Monday, May 21, 2007

CAPTCHAs and Tesseract

CAPTCHAs always seem to come up in discussions of OCR projects like Tesseract, so I decided to test Tesseract to see if it was actually the next big thing in spammer technology.

A commenter pointed me to a Berkeley effort to defeat CAPTCHAs that handled 92% of a selection of text-images from 2002 using a tailored OCR algorithm. I used PyTesser and difflib to run through the images and check the results.

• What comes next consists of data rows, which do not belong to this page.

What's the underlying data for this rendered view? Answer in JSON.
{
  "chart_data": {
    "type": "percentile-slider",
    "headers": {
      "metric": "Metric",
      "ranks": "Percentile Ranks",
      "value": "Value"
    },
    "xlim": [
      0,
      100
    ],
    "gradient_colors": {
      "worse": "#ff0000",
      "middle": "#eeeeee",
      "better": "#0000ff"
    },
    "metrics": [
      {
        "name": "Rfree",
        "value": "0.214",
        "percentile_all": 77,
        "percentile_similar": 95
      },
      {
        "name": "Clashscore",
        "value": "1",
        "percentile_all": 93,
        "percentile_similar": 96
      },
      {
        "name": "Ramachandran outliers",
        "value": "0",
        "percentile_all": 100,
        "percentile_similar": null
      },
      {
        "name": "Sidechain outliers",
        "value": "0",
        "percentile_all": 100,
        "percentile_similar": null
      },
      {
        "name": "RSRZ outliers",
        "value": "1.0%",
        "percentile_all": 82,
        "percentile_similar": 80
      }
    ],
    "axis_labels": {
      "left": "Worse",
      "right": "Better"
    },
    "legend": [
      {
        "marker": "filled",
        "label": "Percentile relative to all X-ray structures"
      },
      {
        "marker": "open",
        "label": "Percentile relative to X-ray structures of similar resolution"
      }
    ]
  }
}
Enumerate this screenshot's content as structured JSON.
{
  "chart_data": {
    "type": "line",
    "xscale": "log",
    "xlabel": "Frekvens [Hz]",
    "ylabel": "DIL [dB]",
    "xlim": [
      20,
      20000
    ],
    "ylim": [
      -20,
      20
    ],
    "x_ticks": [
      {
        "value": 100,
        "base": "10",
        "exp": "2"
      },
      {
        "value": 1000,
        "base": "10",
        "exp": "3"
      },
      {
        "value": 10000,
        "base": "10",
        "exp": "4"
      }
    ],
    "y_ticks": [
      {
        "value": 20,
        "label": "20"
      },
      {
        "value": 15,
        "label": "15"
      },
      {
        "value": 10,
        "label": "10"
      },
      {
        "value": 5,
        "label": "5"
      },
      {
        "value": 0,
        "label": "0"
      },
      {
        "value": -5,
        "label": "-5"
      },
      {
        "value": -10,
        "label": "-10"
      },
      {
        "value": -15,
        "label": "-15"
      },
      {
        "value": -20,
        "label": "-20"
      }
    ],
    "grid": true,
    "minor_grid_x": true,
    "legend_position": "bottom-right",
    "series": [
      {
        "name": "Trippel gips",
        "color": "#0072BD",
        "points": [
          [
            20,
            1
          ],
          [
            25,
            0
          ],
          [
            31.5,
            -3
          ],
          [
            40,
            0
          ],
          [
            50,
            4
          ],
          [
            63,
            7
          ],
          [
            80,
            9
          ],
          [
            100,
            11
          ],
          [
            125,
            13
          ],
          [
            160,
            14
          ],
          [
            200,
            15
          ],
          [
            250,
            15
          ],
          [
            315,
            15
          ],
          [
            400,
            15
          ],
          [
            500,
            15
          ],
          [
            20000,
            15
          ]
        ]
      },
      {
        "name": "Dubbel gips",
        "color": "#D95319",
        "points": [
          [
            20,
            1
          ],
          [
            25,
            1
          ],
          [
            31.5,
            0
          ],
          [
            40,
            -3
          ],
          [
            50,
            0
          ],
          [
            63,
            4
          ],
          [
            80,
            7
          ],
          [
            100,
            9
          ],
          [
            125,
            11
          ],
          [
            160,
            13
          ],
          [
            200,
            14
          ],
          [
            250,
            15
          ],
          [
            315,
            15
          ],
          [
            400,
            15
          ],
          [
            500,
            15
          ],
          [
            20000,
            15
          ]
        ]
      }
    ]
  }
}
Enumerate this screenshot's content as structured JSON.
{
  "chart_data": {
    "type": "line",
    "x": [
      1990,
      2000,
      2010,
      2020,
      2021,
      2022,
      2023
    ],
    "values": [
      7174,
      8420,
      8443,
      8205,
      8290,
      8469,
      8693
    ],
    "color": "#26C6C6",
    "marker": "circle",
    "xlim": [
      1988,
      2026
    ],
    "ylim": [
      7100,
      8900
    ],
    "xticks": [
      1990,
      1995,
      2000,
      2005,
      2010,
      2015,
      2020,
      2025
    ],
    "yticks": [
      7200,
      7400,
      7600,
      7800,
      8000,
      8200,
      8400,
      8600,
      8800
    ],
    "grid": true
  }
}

Tesseract read the image correctly for 36 out of 191 images (19%), and was close (within one character) for 5 more. Here are a few of the harder images it was able to crack:





Tesseract had trouble most frequently on text that was more skewed, had lots of distracting dots, or white or black lines crisscrossing the words. With a small amount of image preprocessing (removing speckles and narrow lines), it might do much better on this old set. On modern CAPTCHAs, though, it's probably SOL.

Thursday, May 17, 2007

PyTesser: OCR for Python

In two years using Python, I never once searched for "Python X" without finding PyX, someone's labor of love making X easy to understand and use. Many examples come to mind. That's what hooked me when I started out: any tool I wanted was at my fingertips in 5 minutes, and just worked.

Optical character recognition was just about the only exception. So, I got excited when Google released Tesseract OCR, a straightforward, relatively accurate OCR package written in C++. Tesseract didn't have Python bindings, but it didn't take much work with PIL and subprocess to make it act like it did.

Behold! PyTesser.

>>> from pytesser import *
>>> image = Image.open('fnord.tif') # Open image object using PIL
>>> print image_to_string(image) # Run tesseract executable on image
fnord
>>> print image_file_to_string('fnord.tif')
fnord